Considering a broader range of sequences would also enable investigating whether the reverse distance effect operates differently across different sequence types. For instance, the reverse distance effect reportedly appears stronger in double-digit sequences than in single-digit sequences (e.g., Gattas et al.,
2021; Lyons & Ansari,
2015). This difference is notable because it initially seems inconsistent with the view that the reverse distance effect results from consecutive sequences being facilitated due to being more familiar. This is because, from this perspective, the reverse distance effect should arguably be weaker rather than stronger in double-digit sequences, as double-digit consecutive sequences are presumably less familiar than single-digit consecutive sequences.
The present study offers a potential explanation for these differences, however, by emphasising that the reverse distance effect likely reflects the relative difference in familiarity between the consecutive and non-consecutive sequences, rather than the familiarity of the consecutive sequences alone. Consequently, the reverse distance effect may be strengthened by either increasing the familiarity of the consecutive sequences or by decreasing the familiarity of the non-consecutive sequences. Conversely, it may be weakened by decreasing the familiarity of the consecutive sequences or by increasing the familiarity of the non-consecutive sequences. Therefore, although the double-digit reverse distance effect would be weakened by not including familiar consecutive sequences such as 1–2–3 and 2–3–4, it would also be strengthened by not including familiar non-consecutive sequences such as 1–3–5 and 2–4–6. Accordingly, stronger reverse distance effects in double-digit sequences do not necessarily contradict the familiarity perspective, because the strength of the reverse distance effect is expected to depend on the familiarity of the included sequences. Future research may test this explanation experimentally by replicating the present design using double-digit sequences.

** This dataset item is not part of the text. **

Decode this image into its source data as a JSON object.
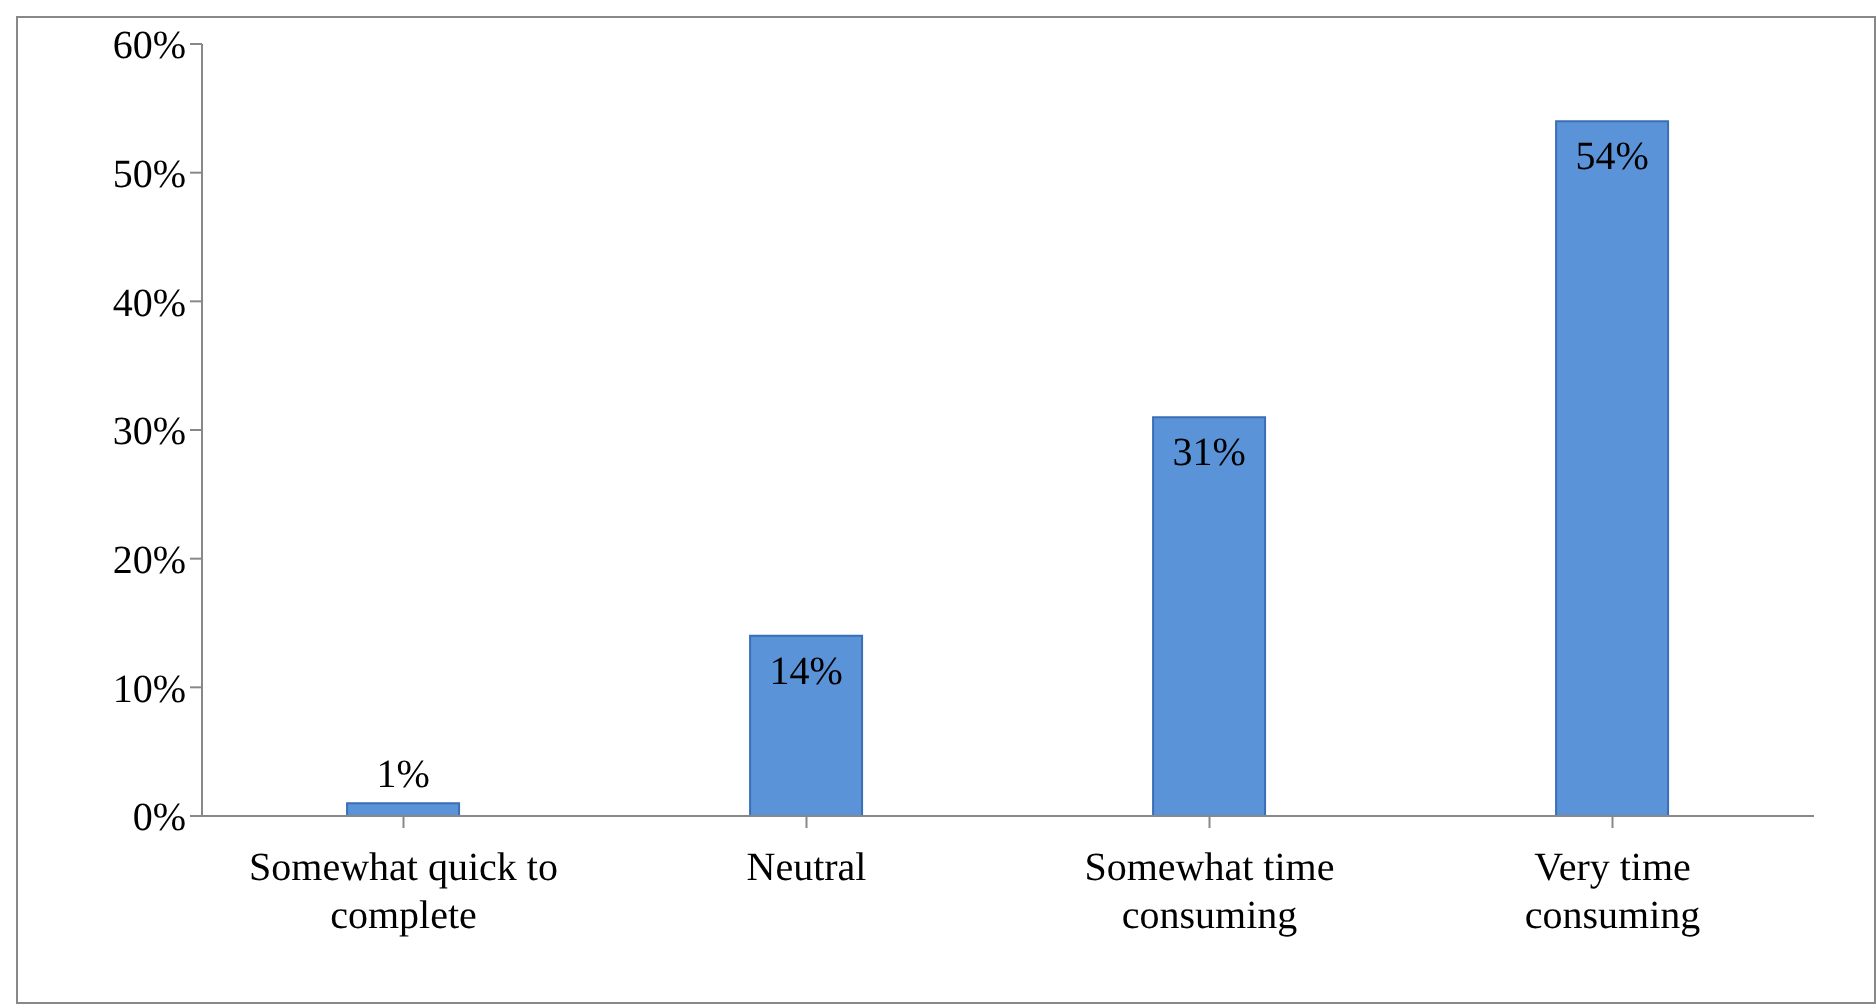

In conclusion, the present study suggests that the presence of the reverse distance effect likely depends on the familiarity of the sequences being processed. In particular, highly familiar sequences such as 1–2–3 appear to play a pivotal role in whether or not a reverse distance effect is produced. A key takeaway from this study, therefore, is that order verification researchers should carefully consider the familiarity of the sequences being processed, rather than assuming that sequence types (e.g., consecutive/non-consecutive) represent homogeneous categories. Nonetheless, more research is needed to differentiate the effects of familiarity from those of numerical size, as well as to determine whether the present findings generalise to double-digit sequences.